After more discussions, I realized that I just can’t let myself be consumed by it all. I have to look at the smaller picture some times. If we can help the kids that were closest to her mourn, understand what happened to her, then maybe it will grow from there. Like a ripple effect in a pond, you give them some thoughts that grown inside and when they are older, long after I’m gone, maybe that’s when the changes will start to happen.

And then I was handed a quote and it fit perfectly into what I had just come to understand and hope for myself. He even spoke about the ripples I envisioned. It’s a quote from Robert Kenney and I don’t know when or why he was saying it but it speaks to me now:

“Let no one be discourage by the belief there is nothing one man or one woman can do against the enormous array of the world’s ills – against misery and ignorance, injustice and violence…Few will have the greatness to bend history itself, but each of us can work to change a small portion of events, and in the total of all those acts will be written the history of this generation…

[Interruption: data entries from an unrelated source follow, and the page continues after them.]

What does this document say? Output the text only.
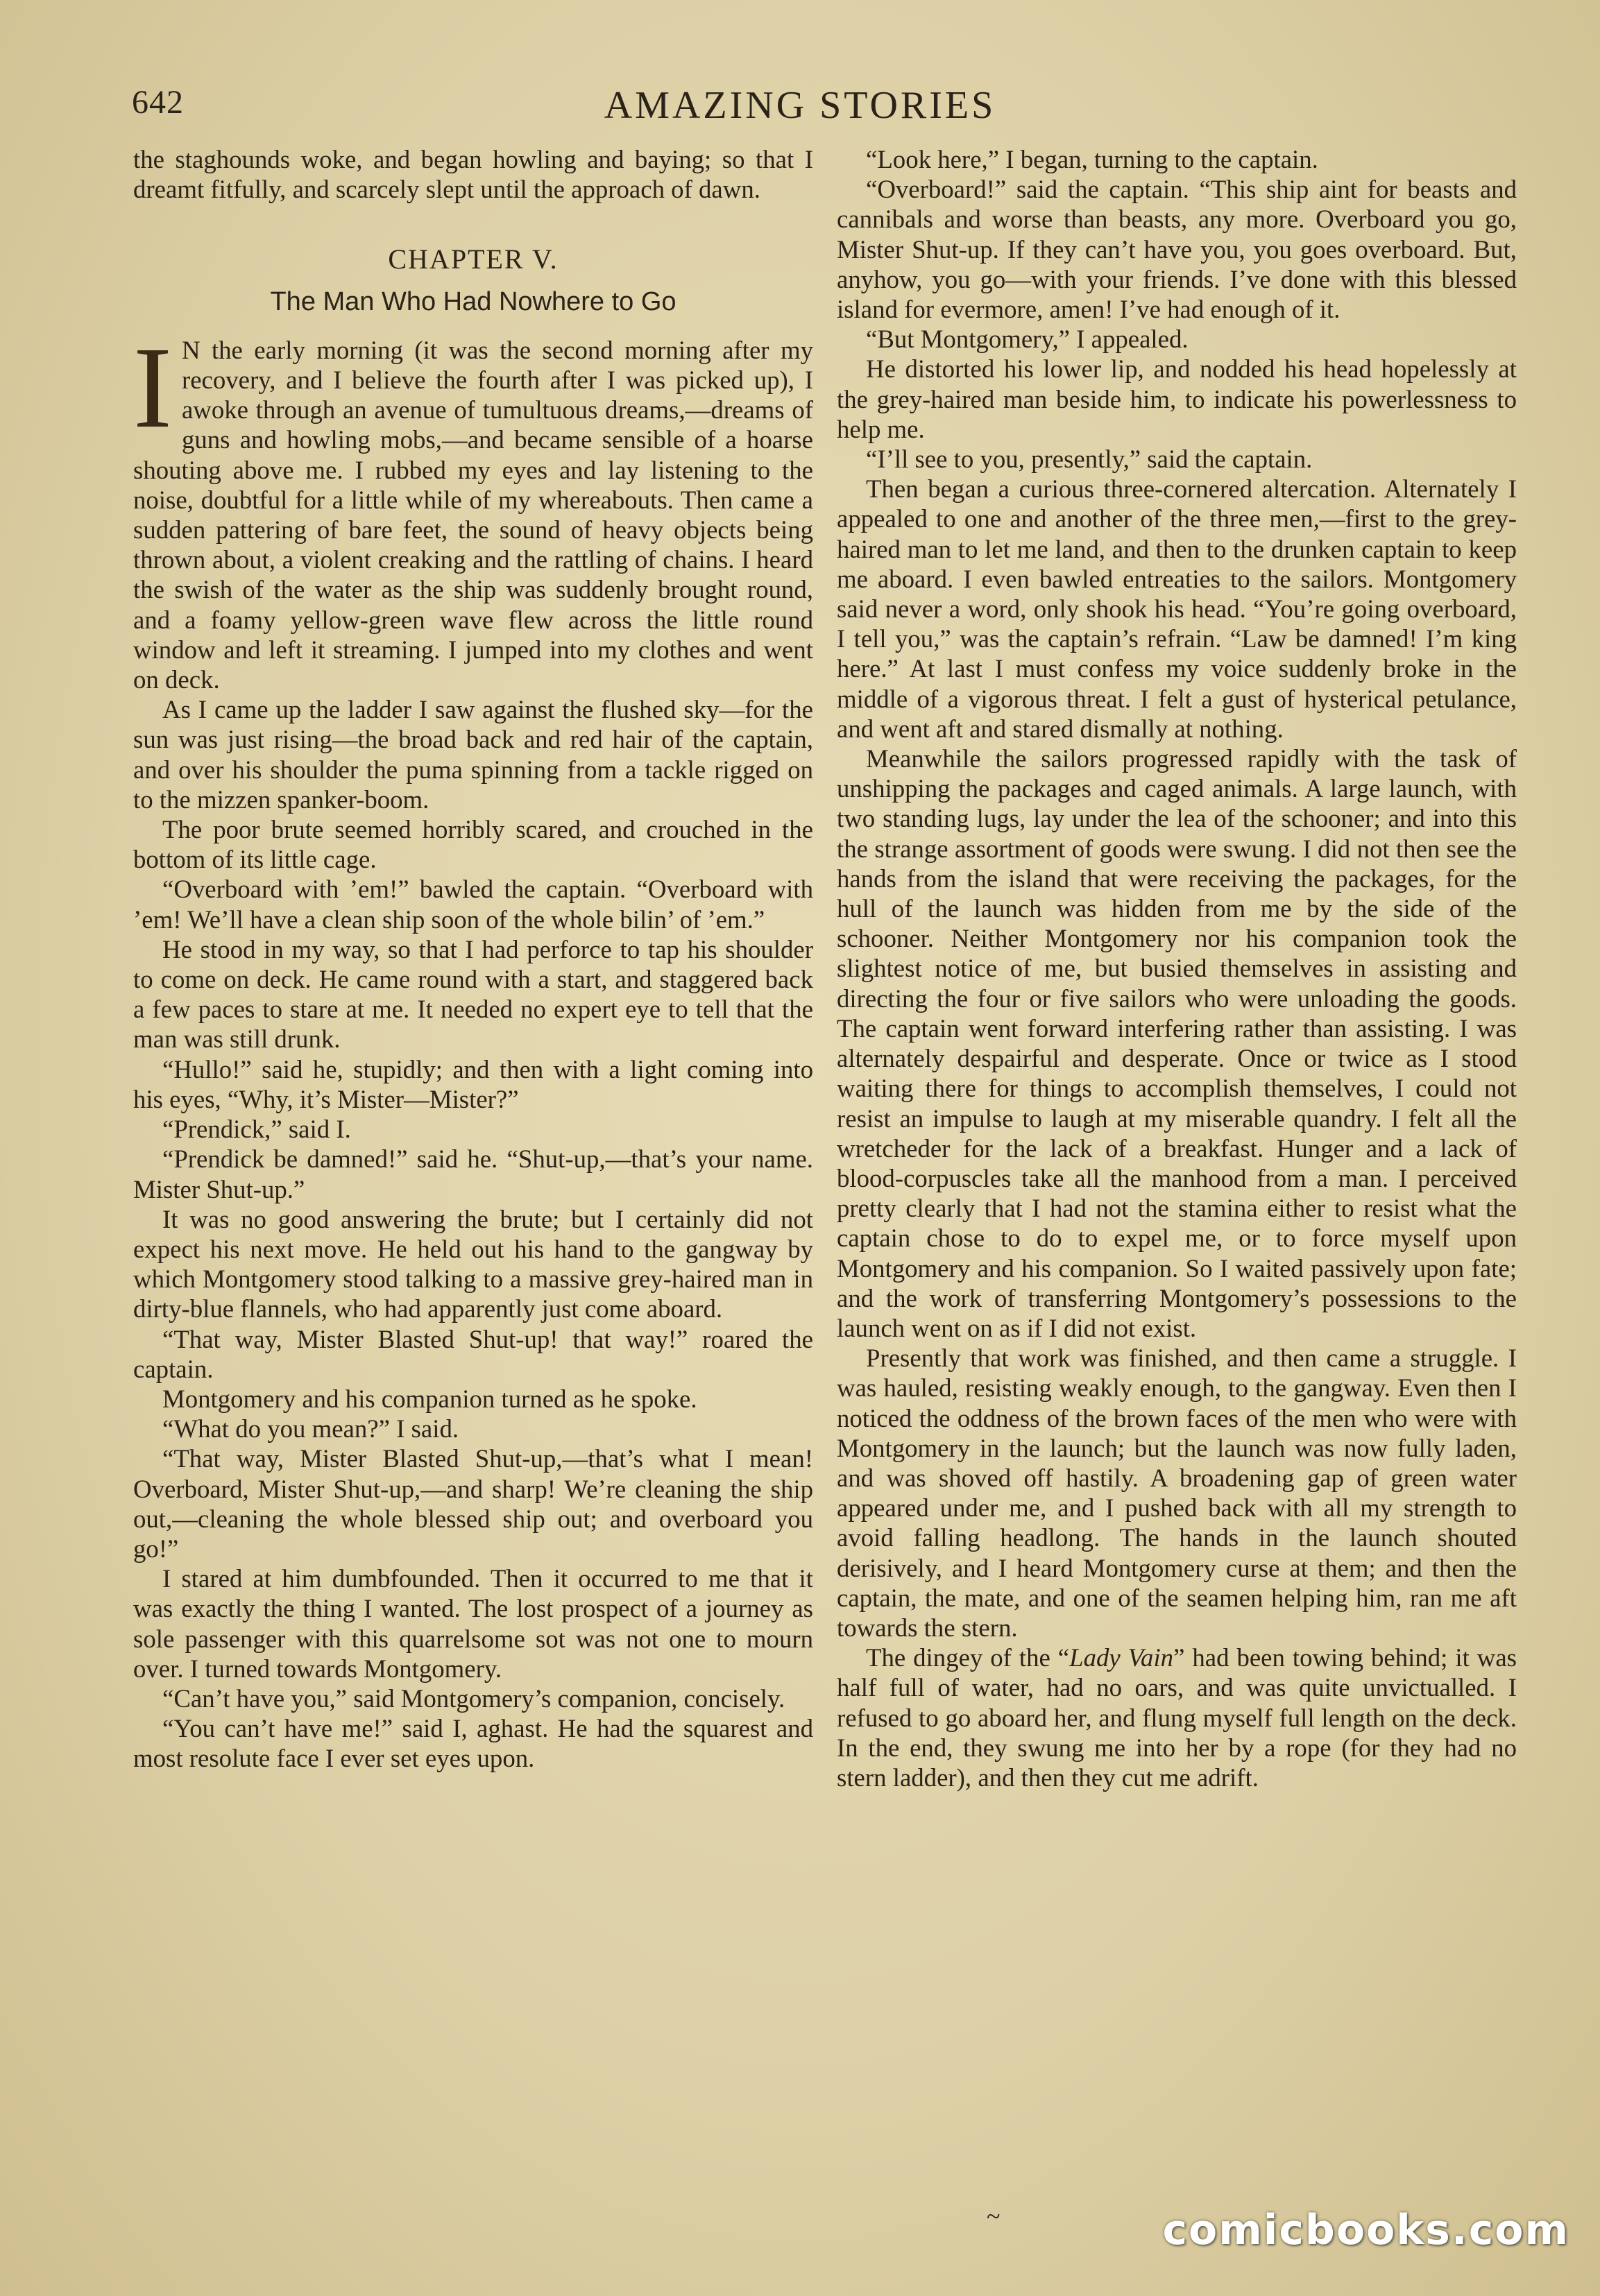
642	AMAZING STORIES

the staghounds woke, and began howling and baying; so that I dreamt fitfully, and scarcely slept until the approach of dawn.

CHAPTER V.
The Man Who Had Nowhere to Go

I N the early morning (it was the second morning after my recovery, and I believe the fourth after I was picked up), I awoke through an avenue of tumultuous dreams,—dreams of guns and howling mobs,—and became sensible of a hoarse shouting above me. I rubbed my eyes and lay listening to the noise, doubtful for a little while of my whereabouts. Then came a sudden pattering of bare feet, the sound of heavy objects being thrown about, a violent creaking and the rattling of chains. I heard the swish of the water as the ship was suddenly brought round, and a foamy yellow-green wave flew across the little round window and left it streaming. I jumped into my clothes and went on deck.

As I came up the ladder I saw against the flushed sky—for the sun was just rising—the broad back and red hair of the captain, and over his shoulder the puma spinning from a tackle rigged on to the mizzen spanker-boom.

The poor brute seemed horribly scared, and crouched in the bottom of its little cage.

“Overboard with ’em!” bawled the captain. “Overboard with ’em! We’ll have a clean ship soon of the whole bilin’ of ’em.”

He stood in my way, so that I had perforce to tap his shoulder to come on deck. He came round with a start, and staggered back a few paces to stare at me. It needed no expert eye to tell that the man was still drunk.

“Hullo!” said he, stupidly; and then with a light coming into his eyes, “Why, it’s Mister—Mister?”

“Prendick,” said I.

“Prendick be damned!” said he. “Shut-up,—that’s your name. Mister Shut-up.”

It was no good answering the brute; but I certainly did not expect his next move. He held out his hand to the gangway by which Montgomery stood talking to a massive grey-haired man in dirty-blue flannels, who had apparently just come aboard.

“That way, Mister Blasted Shut-up! that way!” roared the captain.

Montgomery and his companion turned as he spoke.

“What do you mean?” I said.

“That way, Mister Blasted Shut-up,—that’s what I mean! Overboard, Mister Shut-up,—and sharp! We’re cleaning the ship out,—cleaning the whole blessed ship out; and overboard you go!”

I stared at him dumbfounded. Then it occurred to me that it was exactly the thing I wanted. The lost prospect of a journey as sole passenger with this quarrelsome sot was not one to mourn over. I turned towards Montgomery.

“Can’t have you,” said Montgomery’s companion, concisely.

“You can’t have me!” said I, aghast. He had the squarest and most resolute face I ever set eyes upon.

“Look here,” I began, turning to the captain.

“Overboard!” said the captain. “This ship aint for beasts and cannibals and worse than beasts, any more. Overboard you go, Mister Shut-up. If they can’t have you, you goes overboard. But, anyhow, you go—with your friends. I’ve done with this blessed island for evermore, amen! I’ve had enough of it.

“But Montgomery,” I appealed.

He distorted his lower lip, and nodded his head hopelessly at the grey-haired man beside him, to indicate his powerlessness to help me.

“I’ll see to you, presently,” said the captain.

Then began a curious three-cornered altercation. Alternately I appealed to one and another of the three men,—first to the grey-haired man to let me land, and then to the drunken captain to keep me aboard. I even bawled entreaties to the sailors. Montgomery said never a word, only shook his head. “You’re going overboard, I tell you,” was the captain’s refrain. “Law be damned! I’m king here.” At last I must confess my voice suddenly broke in the middle of a vigorous threat. I felt a gust of hysterical petulance, and went aft and stared dismally at nothing.

Meanwhile the sailors progressed rapidly with the task of unshipping the packages and caged animals. A large launch, with two standing lugs, lay under the lea of the schooner; and into this the strange assortment of goods were swung. I did not then see the hands from the island that were receiving the packages, for the hull of the launch was hidden from me by the side of the schooner. Neither Montgomery nor his companion took the slightest notice of me, but busied themselves in assisting and directing the four or five sailors who were unloading the goods. The captain went forward interfering rather than assisting. I was alternately despairful and desperate. Once or twice as I stood waiting there for things to accomplish themselves, I could not resist an impulse to laugh at my miserable quandry. I felt all the wretcheder for the lack of a breakfast. Hunger and a lack of blood-corpuscles take all the manhood from a man. I perceived pretty clearly that I had not the stamina either to resist what the captain chose to do to expel me, or to force myself upon Montgomery and his companion. So I waited passively upon fate; and the work of transferring Montgomery’s possessions to the launch went on as if I did not exist.

Presently that work was finished, and then came a struggle. I was hauled, resisting weakly enough, to the gangway. Even then I noticed the oddness of the brown faces of the men who were with Montgomery in the launch; but the launch was now fully laden, and was shoved off hastily. A broadening gap of green water appeared under me, and I pushed back with all my strength to avoid falling headlong. The hands in the launch shouted derisively, and I heard Montgomery curse at them; and then the captain, the mate, and one of the seamen helping him, ran me aft towards the stern.

The dingey of the “Lady Vain” had been towing behind; it was half full of water, had no oars, and was quite unvictualled. I refused to go aboard her, and flung myself full length on the deck. In the end, they swung me into her by a rope (for they had no stern ladder), and then they cut me adrift.

~	comicbooks.com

It is from the numberless diverse acts of courage and belief that human history is shaped. Each time a man stands up for an ideal, or acts to improve the lot of others, or strikes out against injustice, he sends a tiny ripple of hope and crossing each other from a million different centers of energy and daring, those ripples build a current which can sweep down the mightiest walls of oppression and resistance.”

1 comment:

Anonymous said...

Beautiful. Love the quote and wish that I had found it first, but it perfectly sums up my thoughts about my life's calling. Glad to hear that things are looking up.